Dr. Panajian is a Fellow of the International Psychoanalytical Association, a certified psychoanalyst, senior lecturer, and licensed psychologist in California. He has served as a board member of the Western Regional Board for Diplomates in Clinical Psychology of the American Board of Professional Psychology, and he as chaired Diplomate examinations and served as a licensure examiner for many years for the California Board of Psychology, from which he has also received the Distinguished Educator Award. Dr. Panajian is also a supervising and training analyst at the Psychoanalytic Center of California, the Institute of Contemporary Psychoanalysis, and the Newport Psychoanalytic Institute. His research interests include infantile development, trauma, and the treatment of severe emotional disorders.

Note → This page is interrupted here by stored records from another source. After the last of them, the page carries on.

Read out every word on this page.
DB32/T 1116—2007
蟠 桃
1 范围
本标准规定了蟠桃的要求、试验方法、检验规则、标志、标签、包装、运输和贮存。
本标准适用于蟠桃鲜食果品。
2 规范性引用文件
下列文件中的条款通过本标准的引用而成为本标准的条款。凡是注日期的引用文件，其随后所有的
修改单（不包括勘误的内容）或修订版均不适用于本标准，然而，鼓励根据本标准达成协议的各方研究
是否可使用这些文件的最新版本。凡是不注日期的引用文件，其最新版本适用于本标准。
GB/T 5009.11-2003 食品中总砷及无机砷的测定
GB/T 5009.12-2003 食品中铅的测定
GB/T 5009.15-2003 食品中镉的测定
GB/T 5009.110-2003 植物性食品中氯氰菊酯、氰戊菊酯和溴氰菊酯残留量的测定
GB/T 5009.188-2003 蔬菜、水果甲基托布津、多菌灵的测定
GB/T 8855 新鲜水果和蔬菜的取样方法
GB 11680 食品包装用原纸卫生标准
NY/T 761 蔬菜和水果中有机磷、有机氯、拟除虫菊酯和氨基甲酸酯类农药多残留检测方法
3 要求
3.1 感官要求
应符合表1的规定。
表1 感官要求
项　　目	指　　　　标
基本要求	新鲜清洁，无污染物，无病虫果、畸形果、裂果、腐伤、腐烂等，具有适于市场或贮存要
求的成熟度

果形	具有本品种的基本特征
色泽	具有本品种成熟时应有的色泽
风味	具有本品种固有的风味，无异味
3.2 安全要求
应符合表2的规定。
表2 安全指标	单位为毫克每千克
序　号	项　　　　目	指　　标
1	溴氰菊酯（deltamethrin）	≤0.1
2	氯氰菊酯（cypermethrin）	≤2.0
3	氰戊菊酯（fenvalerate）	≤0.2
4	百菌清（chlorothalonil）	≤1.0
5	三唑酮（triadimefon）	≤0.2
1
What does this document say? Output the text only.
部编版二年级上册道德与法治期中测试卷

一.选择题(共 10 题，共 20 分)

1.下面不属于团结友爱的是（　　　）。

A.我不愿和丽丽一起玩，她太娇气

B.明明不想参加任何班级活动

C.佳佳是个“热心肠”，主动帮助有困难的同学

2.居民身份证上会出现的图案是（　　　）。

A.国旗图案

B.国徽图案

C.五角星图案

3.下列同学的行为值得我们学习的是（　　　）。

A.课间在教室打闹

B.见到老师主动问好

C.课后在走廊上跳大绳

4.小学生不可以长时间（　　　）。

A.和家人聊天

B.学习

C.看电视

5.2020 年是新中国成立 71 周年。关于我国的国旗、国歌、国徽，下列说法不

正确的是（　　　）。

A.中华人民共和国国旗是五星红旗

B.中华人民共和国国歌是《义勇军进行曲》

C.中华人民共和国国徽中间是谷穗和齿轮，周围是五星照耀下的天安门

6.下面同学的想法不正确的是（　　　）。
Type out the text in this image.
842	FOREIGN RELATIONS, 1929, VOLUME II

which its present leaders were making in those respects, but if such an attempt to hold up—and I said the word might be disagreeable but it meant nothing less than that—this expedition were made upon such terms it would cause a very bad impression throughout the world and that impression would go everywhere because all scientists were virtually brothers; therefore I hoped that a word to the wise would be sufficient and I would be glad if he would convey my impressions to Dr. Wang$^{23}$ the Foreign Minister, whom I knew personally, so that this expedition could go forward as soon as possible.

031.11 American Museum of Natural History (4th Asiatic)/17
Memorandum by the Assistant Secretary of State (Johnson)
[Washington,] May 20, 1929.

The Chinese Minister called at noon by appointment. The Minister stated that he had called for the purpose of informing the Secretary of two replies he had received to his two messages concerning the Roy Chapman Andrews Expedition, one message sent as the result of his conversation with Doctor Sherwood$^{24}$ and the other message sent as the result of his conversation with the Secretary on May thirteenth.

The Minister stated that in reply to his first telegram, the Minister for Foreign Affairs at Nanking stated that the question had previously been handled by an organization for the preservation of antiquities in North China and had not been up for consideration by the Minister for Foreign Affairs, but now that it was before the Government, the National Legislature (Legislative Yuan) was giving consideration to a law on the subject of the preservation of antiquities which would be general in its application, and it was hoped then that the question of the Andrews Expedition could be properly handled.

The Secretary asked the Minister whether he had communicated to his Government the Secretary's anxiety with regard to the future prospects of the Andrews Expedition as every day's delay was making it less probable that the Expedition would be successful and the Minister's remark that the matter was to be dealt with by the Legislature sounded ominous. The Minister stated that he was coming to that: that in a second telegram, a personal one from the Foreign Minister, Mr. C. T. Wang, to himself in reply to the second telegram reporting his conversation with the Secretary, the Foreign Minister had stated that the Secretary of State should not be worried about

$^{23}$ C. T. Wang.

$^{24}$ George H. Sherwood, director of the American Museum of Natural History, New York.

In this year’s lecture at The Seattle School, “Psychotic Aspects of Personality Organization,” Dr. Panajian discussed the essential role of countertransference and emotional crises in working with psychotic patients. He integrated ideas from the intellectual giants of the field, including Sigmund Freud, Melanie Klein, Wilfred Bion, and others, and he shared insights from his own decades of experience and practice.
Dr. Panajian also talked about the need for therapists to be rooted and embedded in the present situation, attuned to the particular time and place, and aware of how their bodies are reacting. Psychosis is always rooted in the body, he said, so therapists will not be able to intervene creatively if they are not attuned to their own body and the body of the patient. “Therapists are notorious for hiding behind words, which is a disease of the profession,” said Dr. Panajian. “A therapy of words is nothing but false.”
The seminar was attended by students in Dr. Day’s Psychopathology II course, other alumni and students from The Seattle School, members of the Northwest Alliance and the Center for Object Relations, and other clinicians and practitioners.
The event was just one day after the 2016 Internship Fair, an event offered to MA in Counseling Psychology students who are planning to pursue an internship beginning in the next fall term. This year’s fair featured supervisors and current interns from more than 30 sites—the largest site participation yet for the annual event. The Internship Fair is a crucial resource to students, and the event also serves to enrich and deepen the relationships between The Seattle School and a variety of internship sites throughout the Puget Sound area.
These two events mark a seminal moment in the academic careers of psychology students at The Seattle School, as they begin to look toward internship and applying in practice everything they have learned and discussed in the classroom. Grounded in our commitment to educating and equipping practitioners and leaders who are robustly Christian, deeply questioning, and profoundly human, The Seattle School will continue to offer compelling events, workshops, and conferences that invite students, alumni, and the broader community to step more deeply into their ongoing work in theology, psychology, and culture.